Erin O’Toole, the leader of Canada’s Conservative Party and Prime Minister Justin Trudeau’s main rival, came to this campaign with very little name recognition among Canadians and with significant opposition from some members of his own party, particularly those in the Conservative power base of Alberta.
He will leave it with a significantly elevated public profile, regardless of whether his party prevails and unseats Mr. Trudeau.
Mr. O’Toole, 48, became the party’s leader via a virtual campaign just over a year ago, replacing Andrew Scheer, who had led the party to defeat in Parliament in the 2019 election. Mr. O’Toole won by appealing to the party’s right wing with a platform that promised to “Take Back Canada.”
But instead of taking back Canada, he quickly began to take left-leaning positions, apparently in an effort to broaden the Conservatives’ appeal.

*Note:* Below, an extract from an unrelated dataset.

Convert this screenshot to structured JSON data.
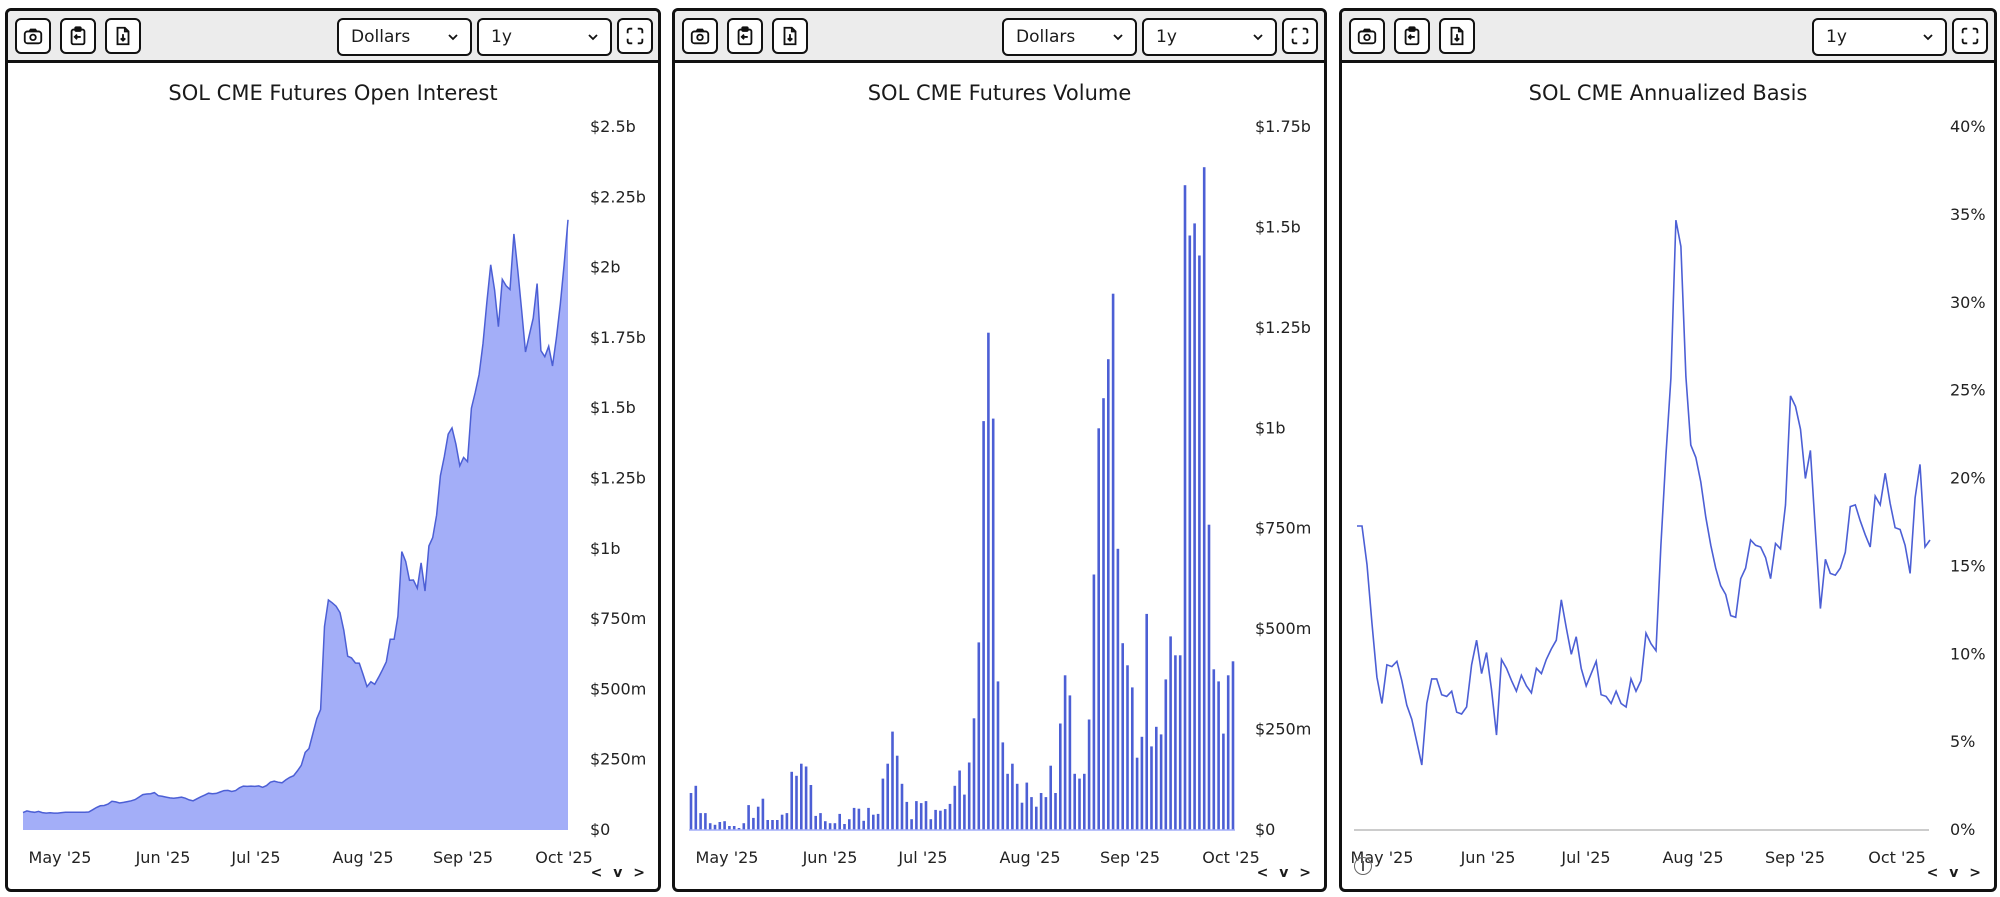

He abandoned a promise to never introduce a carbon tax, an important issue in oil-rich Alberta. He swiftly distanced himself from the party’s social conservatives on issues like abortion and L.G.B.T.Q. rights, and he reached out to union members whose traditional home was the left-of-center New Democratic Party.
Mid-campaign he also abandoned a pledge to repeal Mr. Trudeau’s ban of about 1,500 models of military-style rifles, while promising to allow gunmakers and others to sit on a committee that reviews firearms rules.
While he angered many party leaders with his shifts in stance, which some Conservatives viewed as a betrayal, the campaign has largely silenced them. Poll results in recent weeks have shown support rising for both Mr. O’Toole and his party, while it has fallen for Mr. Trudeau and his Liberal Party.
Going into Election Day, the two parties were locked in a statistical tie at about 30 percent each.
The son of a provincial legislator, Mr. O’Toole had a relatively late start in politics. He studied at Canada’s Royal Military College and spent 12 years as a navigator in Canada’s then-aged fleet of ship-borne helicopters.
He worked at two large law firms in Toronto and later as corporate counsel at Procter & Gamble Canada. Then the resignation of a cabinet minister from the seat in his hometown electoral district in Durham, Ontario, presented an opportunity for him. He was elected to the seat in 2012.